Do you remember last week? It was the week when it was over 30 degrees. I’m sure it hasn’t escaped you just yet, despite the cloudy skies and rainy days that have followed this week. Well last week was right up our street, blue skies and incredibly warm. Perhaps a little too warm for some and with the babies it isn’t always ideal, but it was short-lived, so we didn’t moan.
Anyway, on the Tuesday, the hottest day, the toddler was in nursery for the afternoon and Mr Tammy decided to take the afternoon off, he seemingly has a self-imposed I don’t work over
25 30 degrees rule’ – he works for himself so he was able to make this decision. Whilst the toddler was in nursery he, the baby and myself decided to pop out for lunch, in the pub garden…obvs, we are partial to a pub garden. It was a late lunch I don’t think we got there until after 2. Eating with only one small child to tame in public is considerably easier than the insurmountable challenge that eating out with two under two can often be.
I was glad of his plan, the morning had been a trying one. Nothing pleased the kids, they both refused to eat, moaned at the constant sun cream application, refused to nap, stressed me out over whether they were getting enough water, threw their hats on the floor. Ya know the general toddler/baby combo merriment we all encounter.
I didn’t have high hopes for the afternoon, but to my surprise, we had a lovely afternoon, the baby was well-behaved, ate his food, played with the plethora of toys we brought with us even had a sneaky bonus nap so we could sit and enjoy a relaxed drink. Bliss.
However all this I fear came at a cost. We strolled to get our daughter from nursery only to be reminded that it was nursery parents evening. OMG how could I forget? Admittedly I’m not sure what one gains from nursery parents evening but still I felt obliged to represent. So there I found myself, hot, sweaty, straight out of the friggin pub (the pub!!) getting my daughters nursery report from her key worker. Worst.mum.ever. Don’t get me wrong I wasn’t drunk but I knew where I had been. I don’t know why, it’s not like I’d just come out of prison, on crack.

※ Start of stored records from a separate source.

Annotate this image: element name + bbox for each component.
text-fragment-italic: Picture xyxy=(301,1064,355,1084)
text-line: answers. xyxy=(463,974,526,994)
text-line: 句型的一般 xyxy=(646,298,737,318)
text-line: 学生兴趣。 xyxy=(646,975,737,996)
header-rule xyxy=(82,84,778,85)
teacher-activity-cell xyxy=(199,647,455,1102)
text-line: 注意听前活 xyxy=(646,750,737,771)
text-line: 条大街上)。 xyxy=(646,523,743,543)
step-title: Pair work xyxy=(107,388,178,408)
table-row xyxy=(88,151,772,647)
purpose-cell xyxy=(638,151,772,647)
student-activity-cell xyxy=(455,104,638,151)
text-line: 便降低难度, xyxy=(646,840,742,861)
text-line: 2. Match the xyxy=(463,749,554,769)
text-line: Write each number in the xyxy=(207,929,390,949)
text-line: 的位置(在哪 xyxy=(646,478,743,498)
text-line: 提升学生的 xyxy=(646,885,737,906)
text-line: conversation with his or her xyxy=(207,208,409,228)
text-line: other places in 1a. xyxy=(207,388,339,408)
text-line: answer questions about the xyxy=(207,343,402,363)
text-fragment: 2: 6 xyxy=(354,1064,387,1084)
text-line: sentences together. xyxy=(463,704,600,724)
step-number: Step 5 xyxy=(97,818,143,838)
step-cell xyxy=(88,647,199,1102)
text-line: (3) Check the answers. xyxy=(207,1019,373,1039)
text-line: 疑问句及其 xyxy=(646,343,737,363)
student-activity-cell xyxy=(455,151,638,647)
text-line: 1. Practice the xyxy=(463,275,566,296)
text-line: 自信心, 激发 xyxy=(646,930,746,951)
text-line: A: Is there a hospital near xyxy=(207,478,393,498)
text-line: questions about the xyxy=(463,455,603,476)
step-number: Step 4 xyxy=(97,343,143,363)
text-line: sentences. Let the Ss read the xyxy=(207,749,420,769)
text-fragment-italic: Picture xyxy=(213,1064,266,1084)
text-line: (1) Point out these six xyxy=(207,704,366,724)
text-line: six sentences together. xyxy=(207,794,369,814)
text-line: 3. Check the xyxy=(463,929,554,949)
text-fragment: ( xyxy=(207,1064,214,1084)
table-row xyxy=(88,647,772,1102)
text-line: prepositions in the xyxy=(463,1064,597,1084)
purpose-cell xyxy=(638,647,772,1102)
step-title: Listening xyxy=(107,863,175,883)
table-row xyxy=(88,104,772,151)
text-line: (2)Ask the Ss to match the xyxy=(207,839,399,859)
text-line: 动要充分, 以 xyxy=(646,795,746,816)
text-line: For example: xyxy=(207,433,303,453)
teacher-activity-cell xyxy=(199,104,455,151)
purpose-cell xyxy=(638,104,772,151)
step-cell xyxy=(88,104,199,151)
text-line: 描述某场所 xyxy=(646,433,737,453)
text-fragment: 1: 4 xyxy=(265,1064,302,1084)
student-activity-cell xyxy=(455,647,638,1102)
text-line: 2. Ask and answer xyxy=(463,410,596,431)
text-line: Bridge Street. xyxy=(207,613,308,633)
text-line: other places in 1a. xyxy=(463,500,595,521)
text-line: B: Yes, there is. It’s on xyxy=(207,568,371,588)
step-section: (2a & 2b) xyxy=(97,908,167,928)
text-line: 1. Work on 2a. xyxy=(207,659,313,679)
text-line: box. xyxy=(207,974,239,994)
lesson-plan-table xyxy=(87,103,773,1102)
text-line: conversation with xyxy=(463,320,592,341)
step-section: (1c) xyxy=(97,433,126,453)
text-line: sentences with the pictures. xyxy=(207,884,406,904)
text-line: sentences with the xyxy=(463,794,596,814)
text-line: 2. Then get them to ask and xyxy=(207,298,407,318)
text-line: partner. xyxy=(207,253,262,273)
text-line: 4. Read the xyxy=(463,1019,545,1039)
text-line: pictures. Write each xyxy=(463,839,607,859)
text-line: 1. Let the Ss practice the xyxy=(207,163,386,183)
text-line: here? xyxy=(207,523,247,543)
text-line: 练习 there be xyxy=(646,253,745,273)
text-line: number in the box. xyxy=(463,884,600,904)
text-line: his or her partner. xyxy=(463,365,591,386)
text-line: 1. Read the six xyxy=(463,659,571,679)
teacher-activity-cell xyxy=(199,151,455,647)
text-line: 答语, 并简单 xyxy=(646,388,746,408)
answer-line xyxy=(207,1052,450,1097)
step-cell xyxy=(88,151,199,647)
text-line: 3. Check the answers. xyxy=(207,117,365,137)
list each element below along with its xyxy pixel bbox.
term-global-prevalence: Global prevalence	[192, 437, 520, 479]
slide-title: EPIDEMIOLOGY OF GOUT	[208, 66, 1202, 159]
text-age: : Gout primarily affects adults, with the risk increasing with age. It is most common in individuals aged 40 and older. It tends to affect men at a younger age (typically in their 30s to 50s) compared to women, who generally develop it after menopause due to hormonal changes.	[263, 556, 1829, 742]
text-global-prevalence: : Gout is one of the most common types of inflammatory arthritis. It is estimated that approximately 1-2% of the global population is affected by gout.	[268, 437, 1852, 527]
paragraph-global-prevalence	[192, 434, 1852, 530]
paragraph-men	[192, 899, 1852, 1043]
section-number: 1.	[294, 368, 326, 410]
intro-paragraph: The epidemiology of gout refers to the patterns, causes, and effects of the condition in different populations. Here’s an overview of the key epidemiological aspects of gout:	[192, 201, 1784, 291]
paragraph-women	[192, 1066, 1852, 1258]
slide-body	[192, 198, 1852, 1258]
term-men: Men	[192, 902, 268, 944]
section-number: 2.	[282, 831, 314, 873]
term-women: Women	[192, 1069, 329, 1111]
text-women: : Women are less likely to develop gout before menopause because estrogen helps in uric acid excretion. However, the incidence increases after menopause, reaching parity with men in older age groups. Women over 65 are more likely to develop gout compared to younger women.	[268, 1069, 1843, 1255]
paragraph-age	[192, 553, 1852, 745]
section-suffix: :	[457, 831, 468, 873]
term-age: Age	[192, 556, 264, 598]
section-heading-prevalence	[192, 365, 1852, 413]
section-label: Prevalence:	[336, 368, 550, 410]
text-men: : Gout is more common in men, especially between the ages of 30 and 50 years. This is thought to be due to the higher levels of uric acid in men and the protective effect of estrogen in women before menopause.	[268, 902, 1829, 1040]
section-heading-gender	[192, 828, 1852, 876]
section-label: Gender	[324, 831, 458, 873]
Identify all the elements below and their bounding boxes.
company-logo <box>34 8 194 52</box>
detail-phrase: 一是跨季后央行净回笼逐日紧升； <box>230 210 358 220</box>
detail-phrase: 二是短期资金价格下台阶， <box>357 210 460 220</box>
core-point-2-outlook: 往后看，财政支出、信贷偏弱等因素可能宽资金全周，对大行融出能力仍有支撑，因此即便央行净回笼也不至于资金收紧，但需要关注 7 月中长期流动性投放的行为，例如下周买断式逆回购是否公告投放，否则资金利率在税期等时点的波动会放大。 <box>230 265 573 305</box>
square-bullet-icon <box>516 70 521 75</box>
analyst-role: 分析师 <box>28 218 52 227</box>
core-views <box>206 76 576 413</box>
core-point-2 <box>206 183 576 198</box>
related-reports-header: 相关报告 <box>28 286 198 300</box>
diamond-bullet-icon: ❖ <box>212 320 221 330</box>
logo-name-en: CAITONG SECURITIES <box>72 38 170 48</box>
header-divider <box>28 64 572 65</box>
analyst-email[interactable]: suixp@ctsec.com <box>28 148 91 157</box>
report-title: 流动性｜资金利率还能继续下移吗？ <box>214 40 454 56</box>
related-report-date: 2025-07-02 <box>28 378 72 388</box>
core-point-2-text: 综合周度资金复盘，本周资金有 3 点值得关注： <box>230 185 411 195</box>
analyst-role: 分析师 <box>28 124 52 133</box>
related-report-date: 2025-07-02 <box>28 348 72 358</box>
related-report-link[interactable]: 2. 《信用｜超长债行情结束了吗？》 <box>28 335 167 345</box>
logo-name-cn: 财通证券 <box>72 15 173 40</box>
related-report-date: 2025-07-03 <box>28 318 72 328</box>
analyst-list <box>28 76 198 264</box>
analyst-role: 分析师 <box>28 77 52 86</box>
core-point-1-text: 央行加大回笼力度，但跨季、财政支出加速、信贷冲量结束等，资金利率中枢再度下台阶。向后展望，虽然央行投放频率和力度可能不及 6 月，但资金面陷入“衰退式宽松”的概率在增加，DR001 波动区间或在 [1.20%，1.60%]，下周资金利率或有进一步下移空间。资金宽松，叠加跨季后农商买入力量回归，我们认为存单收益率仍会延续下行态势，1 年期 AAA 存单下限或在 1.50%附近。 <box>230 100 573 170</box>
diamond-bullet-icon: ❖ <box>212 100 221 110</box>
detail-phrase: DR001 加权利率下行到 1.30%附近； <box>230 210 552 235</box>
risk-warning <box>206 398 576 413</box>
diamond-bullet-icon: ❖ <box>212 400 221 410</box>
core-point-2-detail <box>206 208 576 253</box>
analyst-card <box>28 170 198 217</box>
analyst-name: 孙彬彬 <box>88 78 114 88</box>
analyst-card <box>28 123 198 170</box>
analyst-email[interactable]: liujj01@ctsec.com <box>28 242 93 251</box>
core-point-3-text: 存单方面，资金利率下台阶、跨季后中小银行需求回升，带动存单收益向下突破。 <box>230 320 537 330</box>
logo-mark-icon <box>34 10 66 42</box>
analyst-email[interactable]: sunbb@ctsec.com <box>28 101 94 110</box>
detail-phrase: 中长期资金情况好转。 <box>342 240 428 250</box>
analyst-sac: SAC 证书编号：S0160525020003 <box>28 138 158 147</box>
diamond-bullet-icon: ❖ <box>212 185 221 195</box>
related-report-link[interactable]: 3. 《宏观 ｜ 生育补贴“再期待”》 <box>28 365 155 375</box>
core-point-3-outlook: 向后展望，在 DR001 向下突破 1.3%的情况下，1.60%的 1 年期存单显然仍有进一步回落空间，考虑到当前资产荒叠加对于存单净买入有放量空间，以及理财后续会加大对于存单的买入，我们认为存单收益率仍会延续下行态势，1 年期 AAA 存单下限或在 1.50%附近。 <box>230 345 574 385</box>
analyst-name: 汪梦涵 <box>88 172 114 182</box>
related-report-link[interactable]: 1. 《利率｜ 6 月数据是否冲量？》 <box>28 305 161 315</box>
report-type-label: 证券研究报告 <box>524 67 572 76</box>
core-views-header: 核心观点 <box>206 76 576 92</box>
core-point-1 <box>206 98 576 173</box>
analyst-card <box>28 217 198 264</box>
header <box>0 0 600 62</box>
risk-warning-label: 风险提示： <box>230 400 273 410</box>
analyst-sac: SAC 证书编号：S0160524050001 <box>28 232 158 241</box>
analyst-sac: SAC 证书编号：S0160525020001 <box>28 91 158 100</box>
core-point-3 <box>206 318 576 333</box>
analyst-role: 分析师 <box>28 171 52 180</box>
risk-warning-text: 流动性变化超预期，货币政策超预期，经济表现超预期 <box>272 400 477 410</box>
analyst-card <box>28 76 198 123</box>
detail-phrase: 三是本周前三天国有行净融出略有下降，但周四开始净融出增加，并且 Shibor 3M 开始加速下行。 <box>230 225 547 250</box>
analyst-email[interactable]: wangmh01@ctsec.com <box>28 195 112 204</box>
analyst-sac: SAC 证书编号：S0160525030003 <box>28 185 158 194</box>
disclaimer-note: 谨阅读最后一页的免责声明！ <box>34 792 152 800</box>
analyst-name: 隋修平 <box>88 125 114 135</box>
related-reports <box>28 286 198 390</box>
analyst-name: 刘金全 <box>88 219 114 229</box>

We then got home to two over tired moaning babies. Argh. I was hot and flustered and mourning the end of the heavenly afternoon, that seemed like a distant memory already. All my parenting will power had been zapped. The toddler wanted a biscuit, she got a biscuit, hell the baby even got a biscuit, or two… They ran riot in their nappies, I freely handed over the iPad, iPhone whatever was wanted. We skipped bath time and they were sent to bed dead on 7, there was no eking it out that night.
Once in bed I sat down looked at Mr Tammy and I could have cried. I felt like a terrible mum. I was banging on about feeling guilty and that I should have risen above the frustration of battling the toddler over biscuits or the singing-cat-like moans from the baby. That we shouldn’t have gone to the pub because her nursery will now think I should go on Jeremy Kyle and if we hadn’t had such a stress free happy afternoon I wouldn’t be so pissed off and dealt with shit hitting the fan so badly at witching hour. He looked at me quite calmly and said
‘they don’t do bad bab, (yes he’s a brummie) they eat good food, they are looked after, loved and happy, give yourself a break. You will be a better mum tomorrow for having had a few hours respite today’.
Well stone the crows the man spoke sense. It was like a slap in the face. Why was I beating myself up about having enjoyed a few hours of peaceful us time. Why was I giving myself such a hard time at finding 2 under 2 hard work. They are after all.
Turns out, he was right. That few hours of a blissful summers afternoon spent with Mr Tammy and a happy baby, albeit in the pub garden, did me the world of good. The next day I felt refreshed, patient and ready to face the full on, non stop day that two under two bring. So sorry babies if I was a little bit rubbish, tomorrow I will do better. And I did.
Mums and dads take a leaf out of Mr Tammy’s book, cut yourself some slack, enjoy some you time and don’t feel guilty for it. If you get worked up by the kids, well join the club, we all do, we all have bad days and that’s OK.